Communications mogul John Malone offers advice to students: 'Be willing to take risks'
John Malone '63 is certain that he never would have become one of the most successful entrepreneurs in the communications industry if he had let conventional wisdom be his guide.
He credits a daring to be different, which he recalls having since early childhood, as one of the main keys to his success in the highly competitive, "rough and tumble" industry, he told the audience for his Sheffield Fellowship address on Oct. 7.
In his talk, titled "Surviving the Communications Revolution," the Yale alumnus offered words of wisdom and passed along career advice to the students in his audience in Sheffield-Sterling-Strathcona Hall, where he had once listened to lectures as an undergraduate majoring in electrical engineering and economics.
"If you accept conventional wisdom, you are accepting, at best, average results," Malone told his audience. "If you want superior results, you have to push boundaries. You've got to bang against the wall, challenge the common perception ... and be willing to take risks as you're doing it."

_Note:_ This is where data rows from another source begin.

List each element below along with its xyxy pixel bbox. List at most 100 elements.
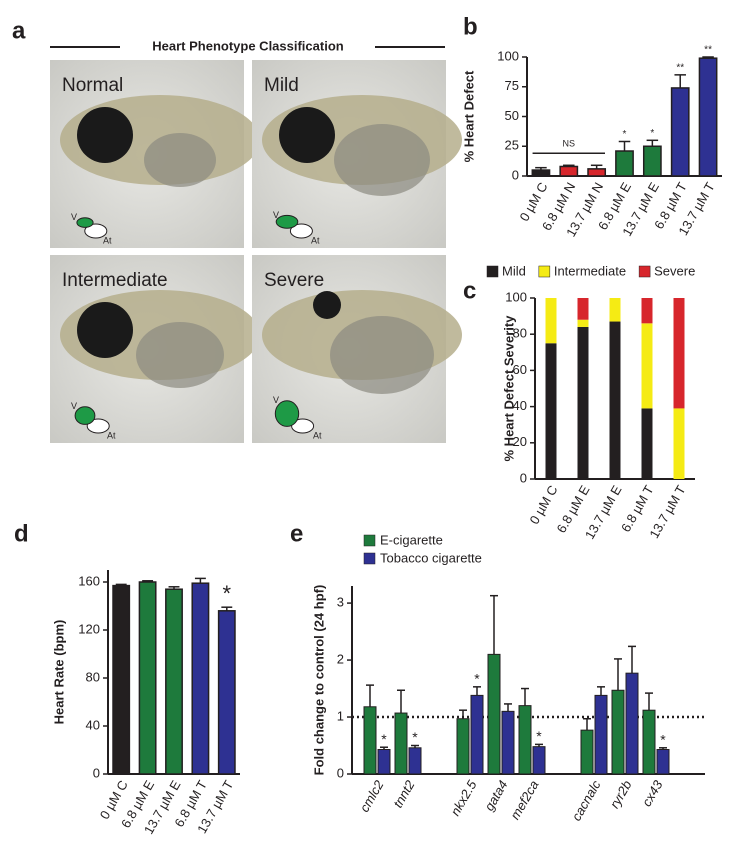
y-tick-label: 0 <box>337 765 344 780</box>
panel-label: c <box>463 277 476 304</box>
y-axis-title: Fold change to control (24 hpf) <box>311 585 326 776</box>
bar-segment <box>641 408 653 479</box>
x-tick-label: tnnt2 <box>390 777 418 810</box>
ns-label: NS <box>563 139 576 149</box>
bar <box>580 729 594 775</box>
y-tick-label: 160 <box>78 573 100 588</box>
significance: * <box>623 129 627 140</box>
atrium-label: At <box>103 235 112 245</box>
bar <box>408 747 422 775</box>
legend-label: Severe <box>654 263 695 278</box>
bar <box>456 718 470 775</box>
bar <box>670 87 690 177</box>
bar-segment <box>609 298 621 322</box>
bar <box>615 150 634 177</box>
bar <box>377 749 391 775</box>
ventricle-label: V <box>71 401 77 411</box>
bar <box>656 749 670 775</box>
y-tick-label: 120 <box>78 621 100 636</box>
significance: * <box>381 731 387 747</box>
ventricle-label: V <box>273 395 279 405</box>
bar-segment <box>577 319 589 327</box>
bar <box>487 653 501 775</box>
y-tick-label: 20 <box>513 434 527 449</box>
embryo-yolk <box>330 316 434 394</box>
legend-swatch <box>638 265 651 278</box>
bar <box>470 694 484 775</box>
bar <box>217 610 236 775</box>
atrium-diagram <box>289 223 313 239</box>
bar <box>698 57 718 177</box>
bar <box>559 165 579 177</box>
y-tick-label: 2 <box>337 651 344 666</box>
bar <box>587 168 607 177</box>
significance: * <box>660 731 666 747</box>
bar <box>518 705 532 775</box>
embryo-eye <box>279 107 335 163</box>
y-tick-label: 40 <box>86 717 100 732</box>
ventricle-diagram <box>274 400 300 427</box>
bar <box>625 672 639 775</box>
x-tick-label: cacnalc <box>569 777 604 823</box>
significance: * <box>650 128 654 139</box>
ventricle-diagram <box>76 217 94 228</box>
embryo-eye <box>77 107 133 163</box>
panel-label: e <box>290 520 303 547</box>
bar-segment <box>641 298 653 324</box>
image-label: Normal <box>62 75 123 96</box>
x-tick-label: gata4 <box>481 778 510 814</box>
y-tick-label: 25 <box>505 138 519 153</box>
bar <box>501 710 515 775</box>
bar-segment <box>673 408 685 479</box>
legend-swatch <box>538 265 551 278</box>
bar <box>642 709 656 775</box>
panel-label: d <box>14 520 29 547</box>
bar-segment <box>673 298 685 409</box>
legend-label: Intermediate <box>554 263 626 278</box>
ventricle-label: V <box>273 210 279 220</box>
embryo-yolk <box>136 322 224 388</box>
atrium-diagram <box>84 223 108 239</box>
bar <box>532 746 546 775</box>
bar <box>112 584 131 775</box>
x-tick-label: mef2ca <box>507 778 541 822</box>
bar <box>363 706 377 775</box>
ventricle-diagram <box>74 406 96 425</box>
legend-swatch <box>486 265 499 278</box>
significance: * <box>223 581 232 606</box>
image-label: Severe <box>264 270 324 291</box>
legend-label: E-cigarette <box>380 532 443 547</box>
atrium-label: At <box>107 430 116 440</box>
bar <box>642 145 662 177</box>
y-tick-label: 40 <box>513 398 527 413</box>
x-tick-label: nkx2.5 <box>447 777 480 818</box>
bar-segment <box>545 298 557 344</box>
bar <box>394 712 408 775</box>
y-axis-title: % Heart Defect Severity <box>501 315 516 462</box>
y-axis-title: Heart Rate (bpm) <box>51 620 66 725</box>
y-tick-label: 80 <box>86 669 100 684</box>
image-label: Mild <box>264 75 299 96</box>
y-tick-label: 0 <box>512 167 519 182</box>
atrium-label: At <box>311 235 320 245</box>
embryo-yolk <box>334 124 430 196</box>
embryo-eye <box>313 291 341 319</box>
y-axis-title: % Heart Defect <box>461 70 476 162</box>
bar-segment <box>609 321 621 479</box>
atrium-diagram <box>291 418 315 434</box>
significance: ** <box>676 62 684 73</box>
y-tick-label: 50 <box>505 108 519 123</box>
atrium-label: At <box>313 430 322 440</box>
legend-label: Mild <box>502 263 526 278</box>
y-tick-label: 100 <box>505 289 527 304</box>
bar-segment <box>577 298 589 320</box>
x-tick-label: ryr2b <box>607 778 635 811</box>
embryo-eye <box>77 302 133 358</box>
y-tick-label: 80 <box>513 326 527 341</box>
significance: * <box>412 729 418 745</box>
bar <box>191 582 210 775</box>
x-tick-label: cmlc2 <box>357 777 387 815</box>
bar-segment <box>577 326 589 479</box>
ventricle-label: V <box>71 212 77 222</box>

It was only by taking some risks and trying the untried that Malone was able to transform a nearly bankrupt cable company into one of the giants in the industry, he said.
When Malone started working in the early 1970s for Tele-Communications Inc. (TCI), the company had revenues of $12 million and debts of $132 million, he noted. During his third day on the job as TCI's president and chief executive officer, he recalled, someone from a bank that had loaned money to the company called to ask how TCI was going to pay back what it had borrowed. Malone responded, "I haven't found anything in the files that tells me how we are going to pay you back, but maybe you have something in your files."
He drew loud laughter from his audience when he followed that quip with, "I'm now on the board of that bank [the Bank of New York], so things have a way of working out."
In its early days, TCI struggled to stay in the cable television business and managed not to be bought out by such large competitors as Westinghouse, General Electric and Warner Communications, among others, said Malone, who worked for the company for over two decades. Through a combination of "dumb luck" and innovative investing, TCI eventually grew to the point where Malone no longer feared it would be bought out; instead, the company was investing in such major cable operators as HBO, Turner, CNN, the SuperStation and others.
"Little by little we were able to grow the company through investments and acquisitions," said Malone. He added, however, that even as late as 1986, the company's success could not be measured in terms of its earnings, and sometimes, explaining his unconventional philosophy about investing was a challenge. Malone recalled that if a shareholder asked the question "What are your earnings going to be next quarter?" the Yale alumnus would have to reply, "You're in the wrong meeting. We don't have earnings, we don't intend to have earnings, we may never have earnings. Why don't you ask me how much we're going to be worth next quarter?"
The alumnus credits his Yale education in engineering with contributing to the company's eventual success, since it gave him the technical background and analytical skills to know which directions to take the company in and which ones to avoid.
"We were at what was then the early intersection between media and communications," Malone said. "We were able, over time, to build ourselves a whole series of technologies and disciplines that took us in directions that normally you wouldn't think to go in."
Malone said that one of the best pieces of advice he ever received came early in his career from the chair of General Instrument Corporation (GI), where the alumnus worked prior to joining TCI. "He told me to always ask the question 'If not?' In other words, always evaluate whether maybe your assumptions are wrong," said Malone, who also worked earlier in his career for Bell Telephone Laboratories/AT&T and McKinsey & Company.
Malone was chair and chief executive officer of TCI when the company was bought by AT&T for more than $59 billion earlier this year. Since 1990, he has been chair of Liberty Media Corporation, which has stakes in numerous major cable, telecommunications and media companies, including Sprint PCS, TV Guide, Time-Warner, AT&T and Motorola, to name just a few.
Equally known for his investment and technological savvy, Malone, a native of Milford, Connecticut, has been honored many times throughout his career, winning such accolades as the National Cable Television Association's Vanguard Award, the industry's highest honor. He's also a four-time winner of the Wall Street Transcript's Gold Award for the cable industry's best CEO.
Following his Sheffield Address, Malone answered questions from the audience on subjects ranging from privacy issues in today's electronic age to regulation of the Internet.
Such issues, he noted, are an indication of the vast changes that technology has brought to the world. "Every day you wake up, the world changes," he told the audience. "Think about anything you learn in school -- if it's a fact, it will probably change in three to five years. Change is the only stable thing."
Malone added that he is optimistic about how recent and forthcoming technological advances will affect the nation's future.
"This can be the Golden Age," he said. "Our standard of living and productivity can be so good as a result. I think things will get so good that wealth distribution may not be an issue in another 10 years."